Obwohl gebürtige Pragerin, erinnert nicht einmal eine Tafel an ihr Leben.

  1. Sofern der Name irgendjemandem überhaupt etwas sagt, wird sie oft nur als „Kafkas Freundin“ vorgestellt.
  2. Will man etwas über Milena Jesenská erfahren, muss man – wie sollte es auch anders sein – ins Kafka-Museum. Dort findet man eine(!) Vitrine zu ihrem Leben.
  3. Sofern ihre Bücher zum Verkauf angeboten werden (im Museum und in der universitären Buchhandlung), sind sie nur auf Tschechisch verfügbar. Von Kafka und Kundera werden freilich Übersetzungen in die Sprachen aller Herren Länder angeboten. (Pun intended.)

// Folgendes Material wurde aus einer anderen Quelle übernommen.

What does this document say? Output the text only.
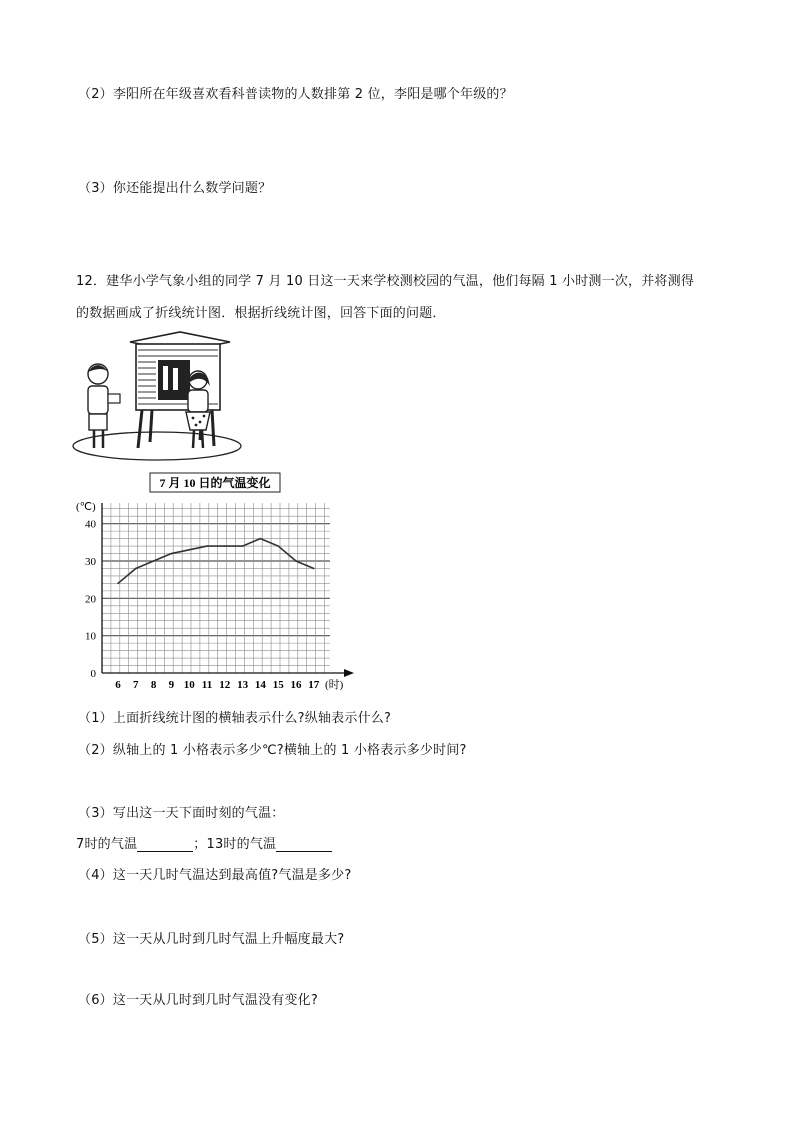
（2）李阳所在年级喜欢看科普读物的人数排第 2 位，李阳是哪个年级的？
（3）你还能提出什么数学问题？
12．建华小学气象小组的同学 7 月 10 日这一天来学校测校园的气温，他们每隔 1 小时测一次，并将测得
的数据画成了折线统计图．根据折线统计图，回答下面的问题．
7 月 10 日的气温变化
(℃)
(时)
0
10
20
30
40
6 7 8 9 10 11 12 13 14 15 16 17
（1）上面折线统计图的横轴表示什么?纵轴表示什么?
（2）纵轴上的 1 小格表示多少℃?横轴上的 1 小格表示多少时间?
（3）写出这一天下面时刻的气温：
7时的气温	；13时的气温
（4）这一天几时气温达到最高值?气温是多少?
（5）这一天从几时到几时气温上升幅度最大?
（6）这一天从几时到几时气温没有变化?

(Eventuell ist das tschechische Literatur-Museum informativer; für dieses reichte die knappe Zeit leider nicht aus.)

 

Historie

  1. Geschichte existiert in Prag als Kulisse und ferne Vergangenheit. So fanden wir auf unseren Exkursionen während der Fahrt nach Prag heraus, dass sich auch in Mitteleuropa Adlige gerne die Köpfe einschlugen, zum Leidwesen der Bevölkerung.
  2. Führungen durch aristokratische Gebäude sind die fortgesetzte Repräsentation repräsentationssüchtiger Adligen.
  3. Schweizer TouristInnen bemitleiden auf der Jagd „zufällig“ Erschossene Thronfolger und „tragisch“ ums Leben gekommene Fürstinnen. Das Elend der Bev. spielt keine Rolle, da es nicht erwähnt wird.
  4. Das 20. Jh. ist ein weisser Fleck auch bei den ReiseleiterInnen. Dabei würden sich doch sicher gerade Schweizer darüber freuen zu hören, wie gut es sei, dass der böse Komm. verloren hat und jetzt auch die Tschechen in den Genuss freier Marktwirtschaft kommen.
    (Eine erstaunliche Ausnahme bildete unsere Stadtführerin – no pun intended – in Linz, wo wir einen Nachmittag lang waren. Sie thematisierte hemmungslos die NS-Zeit und Hitler.)
  5. Exkurs: In Linz steht ein NS-Bau, den Hitler hat errichten lassen. Heute befindet sich darin die Linzer Kunstuniversität. Die Ironie ist den meisten allerdings entgangen.
  6. In Prag gibt es ein privat betriebenes mittelkleines Museum über „den“ Kommunismus. Es liegt direkt neben einem Casino.
    Mehr oder weniger interessant sind Informationen und Exponate zum tschechischen Alltag nach 1945. Sobald es politisch wird oder um West-Ost-Vergleiche geht, wird es allerdings diffus bis surreal: Einigermassen subtil wird der Westblock als das Paradies dargestellt – während im Museum-Shop Kerzen in der Form von Stalins Büste verkauft werden.
    Überhaupt ist das Gästebuch das faszinierendste Objekt des Museums. „Thanks for the US-Propaganda.“ (Kein Hinweis auf Ironie.) Ein griechischer Besucher rechnet in seinem Eintrag den Tschechen vor, was für ein gewaltiger Fehler es war, den Kapitalismus anzunehmen.
  7. Etwas ausserhalb des Stadtkerns, aber in unmittelbarer Nähe einer Metrostation befindet sich der neue-jüdische Friedhof, wo sich auch die Gräber Franz Kafkas und Max Brods befinden. Dennoch war der Friedhof nicht überrannt; es hatte kaum Besucher, als ich dort war. (N.B. Kafka ist nicht der Goethe Prags – dafür wird er zum Glück viel zu wenig inszeniert.)
    An der Wand, der entlang man zu den besagten Gräbern läuft, hängen Tafeln, die jüdischen Künstlern gedenken, die im KZ Terezin/Theresienstadt umgekommen sind.
    Will man in Prag der Geschichte des 20. Jahrhunderts begegnen, ohne in ein Museum zu gehen, kommt man um den neuen-jüdischen Friedhof wohl kaum herum.

 

Fazit

Ist Prag zu meiden? Nein, überhaupt nicht. Aber am sinnvollsten ist es, im Frühling oder Herbst zu reisen (Sommer: Hitze und Menschenmassen) und alleine oder mit Freunden — Reisegruppen sind eine Erfindung des Teufels. Und man sollte Prag Respekt zollen, indem man sich für diese Stadt die Zeit nimmt, welche sie verdient.